Their existing factories already offer above industry average wages, childcare facilities, kindergartens, paid overtime and a commitment to no night shifts, in a series of measures to improve staff conditions, as well as actively promoting staff internally.
In the last 10 years, the company claims to have reduced energy consumption per garment by 45 percent and water consumption by 64 percent. A recent Corporate Information Transparency Index, which evaluated 267 brands in China, ranked Esquel as the second-best company textile and apparel company for its green supply chain and fourth greenest among all companies.
“There’s always the perception there’s a cost to sustainability – but in the long run, there’s actually a lot more benefit,” Tung said. “There are a lot of customers that come to us not because we are the cheapest, but because they know we practice green manufacturing and are good to our people.
At the recent Integral Conversation sustainability conference in Guilin, organized by Esquel, some of China’s biggest names came together to outline their work in green production. Conglomerate Far Eastern, which has operations in 10 major industries including textiles, construction and retail, outlined how it has shifted focus to green materials, including what they claim is the world’s first 100 percent bio-polyester shirt.
“This is the way of the future,” Douglas Tong Hsu, chairman and CEO of Far Eastern Group, told the Guilin conference. “We are focused particularly on reduced-chemical products and recycling waste products. Where we have to use new material, we want them to be green materials.”
The government is also lending its support to sustainable manufacturing, inaugurating the Green Manufacturing Association of China this year, and driving companies toward automation as part of the ambitious Made in China 2025 plan to modernize the country’s factories. Some of the most polluting factories have already shut down, according to experts, often unwilling or unable to afford the costs of new environment requirements.
A long way to go
But significant barriers remain in the green manufacturing sector in China. There’s still a lack of awareness from consumers about how environmentally damaging the industry can be, plus the upfront costs of eco-friendly production are higher and it is difficult to secure reliable green suppliers.
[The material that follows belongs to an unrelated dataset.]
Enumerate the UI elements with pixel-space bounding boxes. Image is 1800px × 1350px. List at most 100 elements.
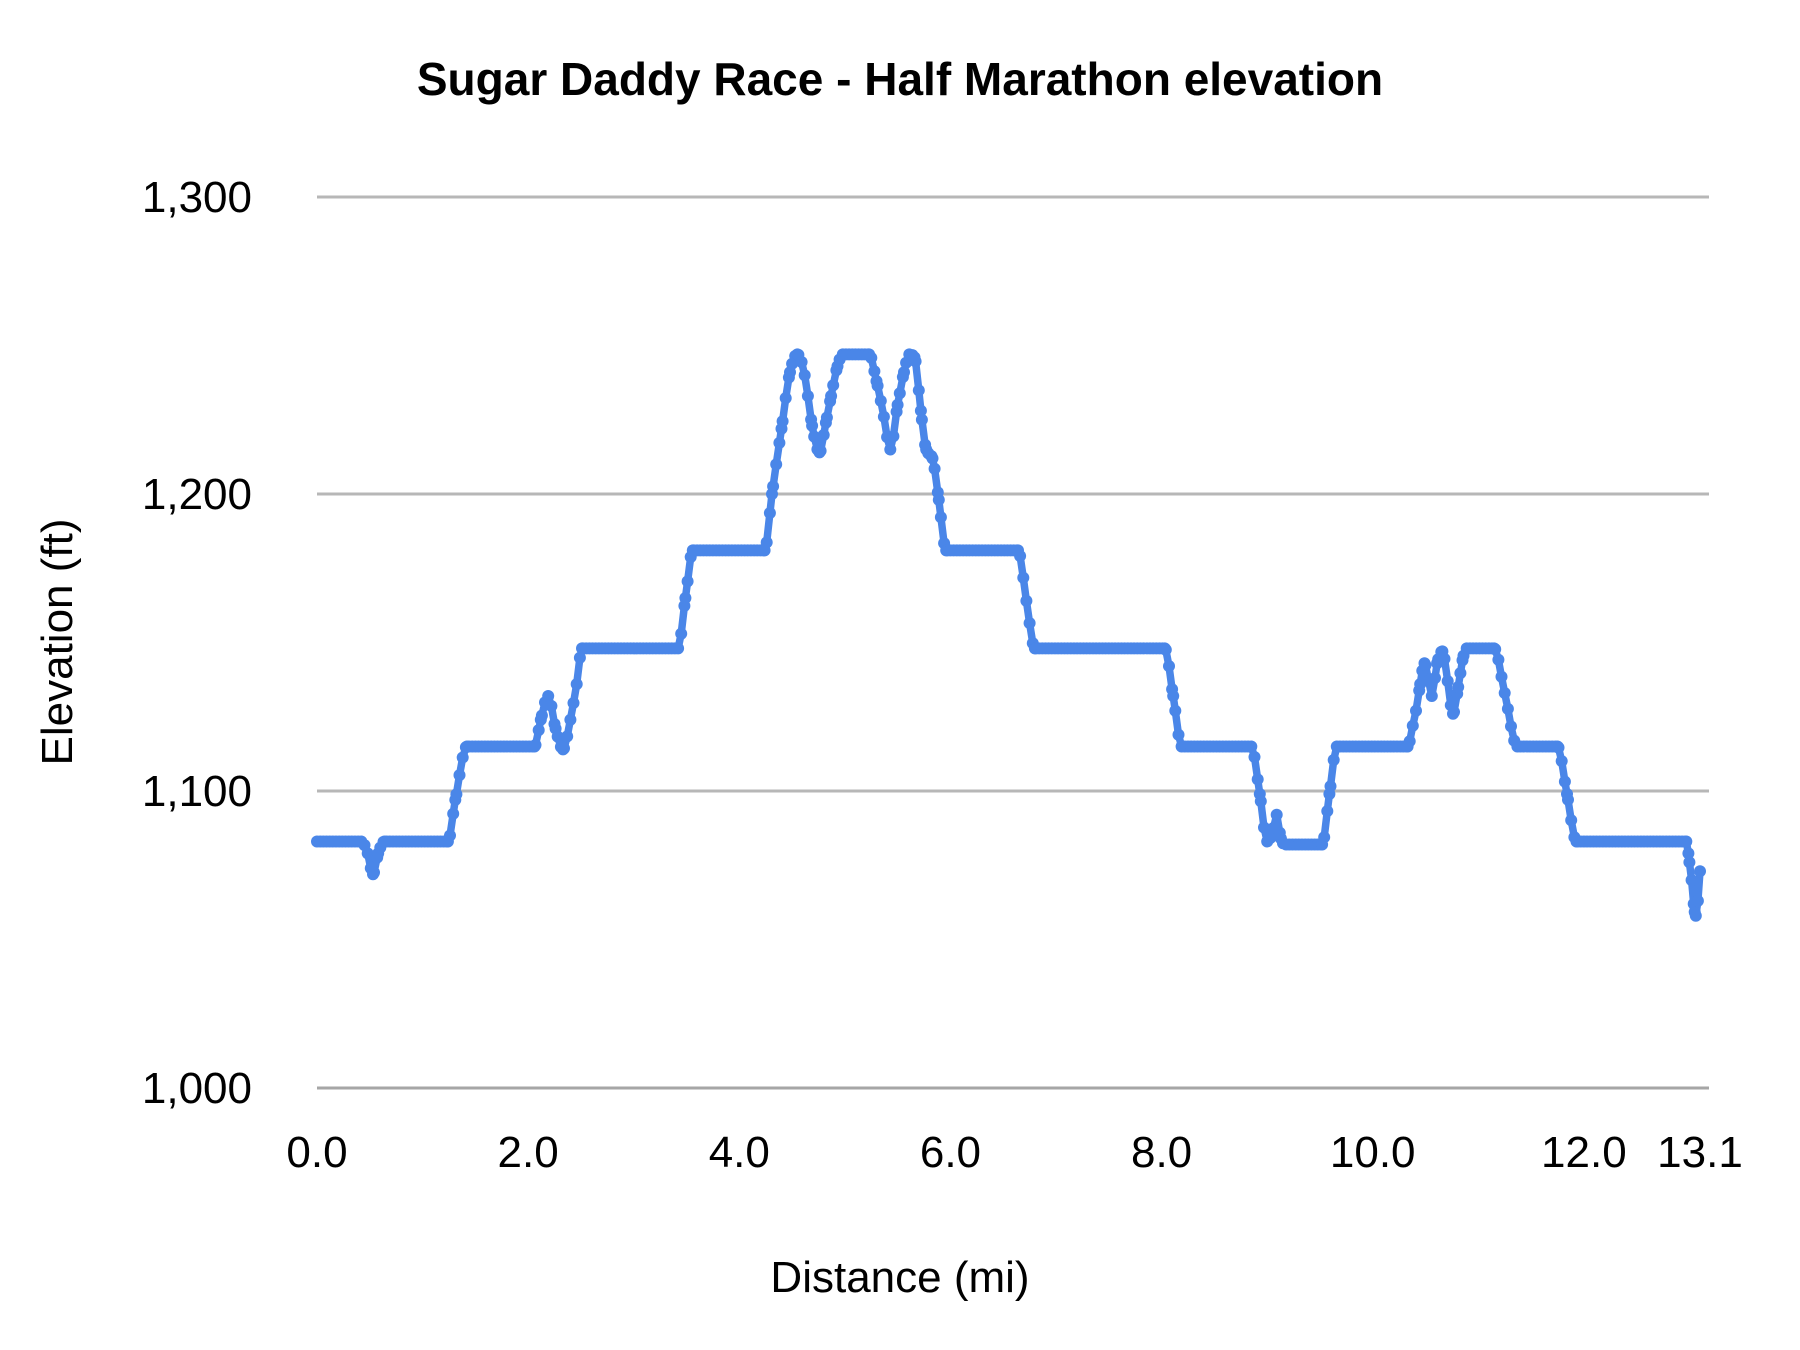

Manufacturers also face stricter standards, which haven’t always been adhered to, for example, the Global Organic Textile Standard (GOTS), which considers both environmental and social factors, requires refreshing every year.
Although there are more options available now, Poon said the green shift in Chinese manufacturing is still just beginning.
“China’s factories have had to change, educate themselves a little more and push to not just be mass market production but one step higher quality – part of that is being more sustainable,” she said. “It’s been 10 years, but this year I’ve finally felt there is a change.”